Punto Porcentual

A comprar en El Buen Fin, burócratas

A mis padres, en su 45 aniversario

Estamos en el segundo día del programa El Buen Fin, generado durante el sexenio de Felipe Calderón Hinojosa, que desde el principio demostró su eficacia al restarle mercado a los negocios texanos. Fue una medida inteligente adelantarse una semana al tradicional Viernes Negro, que ocurre justo después de celebrar el Día de Acción de Gracias. Por décadas, los negocios de Laredo, McAllen y el Valle de Texas se vieron saturados sobre todo de compradores nuevoleoneses y tamaulipecos, quienes hacían fila desde el jueves para, en el primer minuto del viernes, lanzarse sobre las codiciadas ofertas.

Hay que reconocerlo, fue una medida inteligente adelantarse una semana con El Buen Fin; y tal fue su éxito, que ahora ocurre lo contrario: los vecinos texanos cruzan el Río Bravo –o como ellos lo conocen, el Río Grande- para adquirir esas ofertas.

Con la pena, los comercios fronterizos resintieron desde 2010 El Buen Fin en su Viernes Negro; fueron menos los mexicanos que acudieron a las ofertas del Thanksgiving, sobre todo porque ya se habían ahorrado los traslados y los engorrosos trámites aduanales.
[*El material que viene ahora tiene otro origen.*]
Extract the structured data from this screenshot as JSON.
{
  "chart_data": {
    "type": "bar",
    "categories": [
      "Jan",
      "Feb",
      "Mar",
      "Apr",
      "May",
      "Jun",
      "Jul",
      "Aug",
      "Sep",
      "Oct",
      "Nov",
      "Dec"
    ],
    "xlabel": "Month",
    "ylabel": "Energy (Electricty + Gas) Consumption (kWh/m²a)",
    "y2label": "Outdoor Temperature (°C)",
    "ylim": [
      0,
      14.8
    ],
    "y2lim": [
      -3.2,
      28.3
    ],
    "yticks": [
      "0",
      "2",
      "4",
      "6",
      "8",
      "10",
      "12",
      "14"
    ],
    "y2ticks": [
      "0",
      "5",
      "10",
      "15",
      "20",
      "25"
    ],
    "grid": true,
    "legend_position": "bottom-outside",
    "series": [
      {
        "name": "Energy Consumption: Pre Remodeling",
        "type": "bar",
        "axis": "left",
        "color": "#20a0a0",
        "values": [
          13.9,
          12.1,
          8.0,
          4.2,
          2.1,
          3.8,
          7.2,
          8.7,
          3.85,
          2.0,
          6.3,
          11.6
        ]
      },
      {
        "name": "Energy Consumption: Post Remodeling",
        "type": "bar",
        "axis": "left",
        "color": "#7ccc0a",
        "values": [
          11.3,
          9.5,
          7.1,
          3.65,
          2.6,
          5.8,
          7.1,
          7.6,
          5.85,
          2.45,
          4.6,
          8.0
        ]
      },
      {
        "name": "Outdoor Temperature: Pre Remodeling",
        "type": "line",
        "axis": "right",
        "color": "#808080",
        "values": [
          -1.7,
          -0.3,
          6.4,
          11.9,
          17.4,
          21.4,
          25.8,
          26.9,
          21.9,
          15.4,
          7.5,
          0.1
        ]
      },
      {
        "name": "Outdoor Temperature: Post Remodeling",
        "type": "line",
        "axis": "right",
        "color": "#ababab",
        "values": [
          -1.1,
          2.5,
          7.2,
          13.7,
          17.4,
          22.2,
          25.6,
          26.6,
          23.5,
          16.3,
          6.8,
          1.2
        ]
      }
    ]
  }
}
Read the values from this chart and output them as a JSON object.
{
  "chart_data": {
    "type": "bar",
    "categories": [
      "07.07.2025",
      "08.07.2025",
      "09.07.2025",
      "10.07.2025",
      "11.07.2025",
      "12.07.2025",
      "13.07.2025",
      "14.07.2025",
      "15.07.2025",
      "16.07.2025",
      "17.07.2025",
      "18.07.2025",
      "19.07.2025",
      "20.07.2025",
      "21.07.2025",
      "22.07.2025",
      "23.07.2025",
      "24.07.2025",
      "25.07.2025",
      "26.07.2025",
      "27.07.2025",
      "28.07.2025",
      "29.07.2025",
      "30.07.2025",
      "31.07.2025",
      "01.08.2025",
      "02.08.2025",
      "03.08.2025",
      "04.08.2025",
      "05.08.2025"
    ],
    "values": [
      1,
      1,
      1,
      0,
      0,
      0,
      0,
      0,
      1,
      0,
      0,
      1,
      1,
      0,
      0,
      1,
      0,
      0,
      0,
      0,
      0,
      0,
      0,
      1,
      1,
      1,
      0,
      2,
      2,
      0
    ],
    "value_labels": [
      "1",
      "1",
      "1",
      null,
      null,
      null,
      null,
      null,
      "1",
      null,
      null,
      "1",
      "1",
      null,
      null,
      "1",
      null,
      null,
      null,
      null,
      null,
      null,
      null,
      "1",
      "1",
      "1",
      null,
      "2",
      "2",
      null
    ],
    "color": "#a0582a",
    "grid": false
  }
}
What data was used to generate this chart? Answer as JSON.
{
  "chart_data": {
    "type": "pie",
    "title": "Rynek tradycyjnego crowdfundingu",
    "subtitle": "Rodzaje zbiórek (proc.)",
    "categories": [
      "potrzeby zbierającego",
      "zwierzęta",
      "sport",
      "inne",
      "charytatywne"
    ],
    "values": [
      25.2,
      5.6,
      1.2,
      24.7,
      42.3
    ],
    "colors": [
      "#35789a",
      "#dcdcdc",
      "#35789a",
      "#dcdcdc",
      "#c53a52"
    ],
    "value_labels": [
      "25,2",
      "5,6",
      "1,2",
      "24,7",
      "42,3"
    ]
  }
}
Cierto, esta iniciativa comercial es perfectible, porque desde su creación se pensó en adelantar una parte del aguinaldo solamente a los burócratas, para que sean ellos los primeros beneficiados.Sin embargo, también es cierto que no solo ellos atiborran los centros comerciales, sino que el resto de los ciudadanos –con tarjeta de crédito en mano- aprovechan la oportunidad comercial; al fin que para cuando cobren el aguinaldo dentro de un mes, ya podrán pagar.

Vaya que tanto la Profeco como la Condusef tendrán bastante tarea en los meses siguientes. Ahora bien; ¿en realidad los burócratas, desde trabajadores de dependencia hasta autoridades, gastan esa mitad de su aguinaldo en El Buen Fin? ¿o, como es el caso de esta edición, aprovecharán el “puente revolucionario” y preferirán comprar sus regalitos en Texas?Aquí es donde las cámaras de Comercio tendrán todo el derecho del mundo de reclamarle a los distintos niveles de autoridad, pues ya que no hubo su apoyo en la no homologación del IVA, al menos que les ayuden a activar sus respectivos negocios.Señores burócratas –diputados locales, federales y senadores incluidos- a consumir en México, se ha dicho. Sus representados se lo agradecerán.